The trial is expected to last several years.
Thirty-three of the defendants face criminal charges and risk prison sentences of up to life imprisonment.
None of the accused are currently in prison, though some have served time in pre-trial detention.
The head of the European Public Prosecutor’s Office, Laura Kovesi, said the collision could have been avoided if the signalling system had been modernised in time using EU funds.
Train workers are staging a 24-hour strike Monday in what their union called “an act of collective remembrance, protest, and democratic vigilance”.
‘Killed Our People’
The accident – now commonly known as the “Tempe crime” — sparked widespread anger in the country that has never subsided.
Tens of thousands of people joined protests nationwide to mark the accident’s third anniversary last month.

They are accused of having committed “acts dangerous to the safety of railway traffic (…) resulting in the death of a large number of people and serious bodily injuries to a large number of people,” according to the indictment seen by AFP.
Managers and employees of the Hellenic Railways Organisation (OSE), the rail network operator, are also on trial, as well as two senior transport ministry officials and two Italian executives from Hellenic Train, a subsidiary of the Italian state’s Ferrovie dello Stato.
No political official will be in the dock, fuelling resentment at a time when the conservative government of Prime Minister Kyriakos Mitsotakis, has already fiercely criticised for what is widely seen as a disastrous handling of the accident.

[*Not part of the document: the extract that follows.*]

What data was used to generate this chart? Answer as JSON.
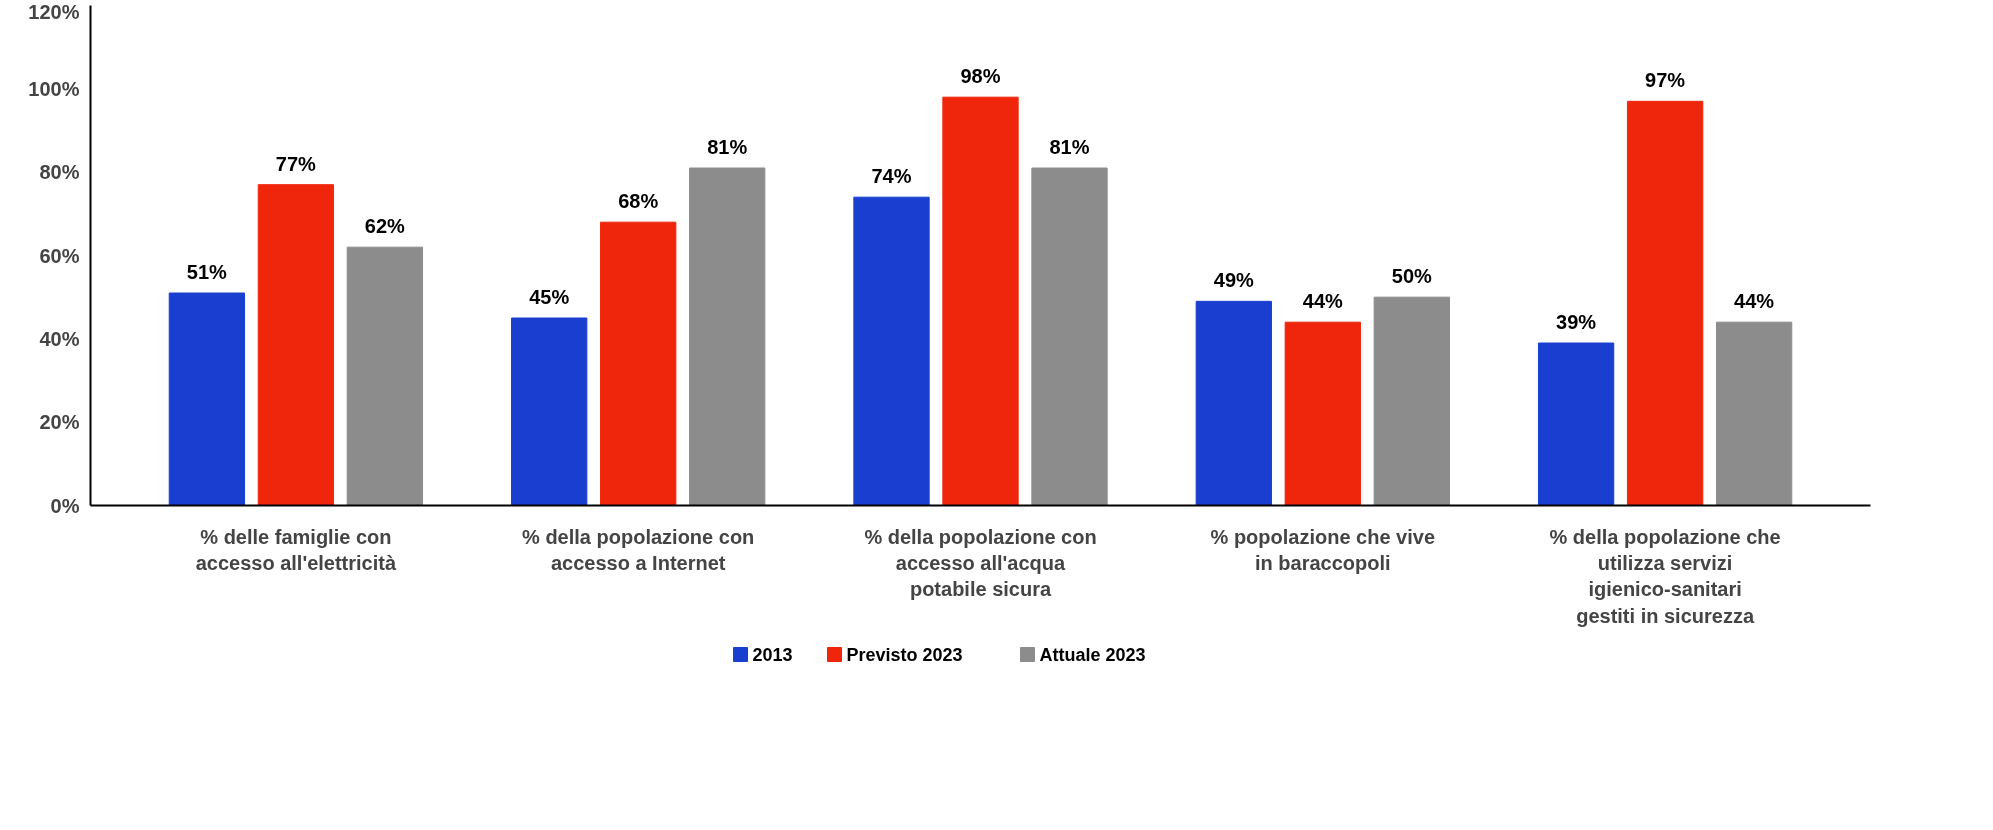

There are also claims by the opposition and civil society that officials are shielding those responsible.
Communist party leader Dimitris Koutsoumbas on Monday told reporters the investigation was “hurriedly” closed, leaving “huge gaps” in the case.
He called it a “blatant cover-up”.
Two former ministers, including the ex-transport minister, Kostas Karamanlis, were also referred to justice by parliament, but face only misdemeanour charges at present.
“There are people who should be here as defendants, such as Kostas Karamanlis, who killed our people,” said Aslanidis.
Valuable evidence was also lost when, just days after the collision, a bulldozer levelled the site.
Despite the disaster, Prime Minister Kyriakos Mitsotakis comfortably won re-election just months later, and went on to defeat two votes of no-confidence on the issue.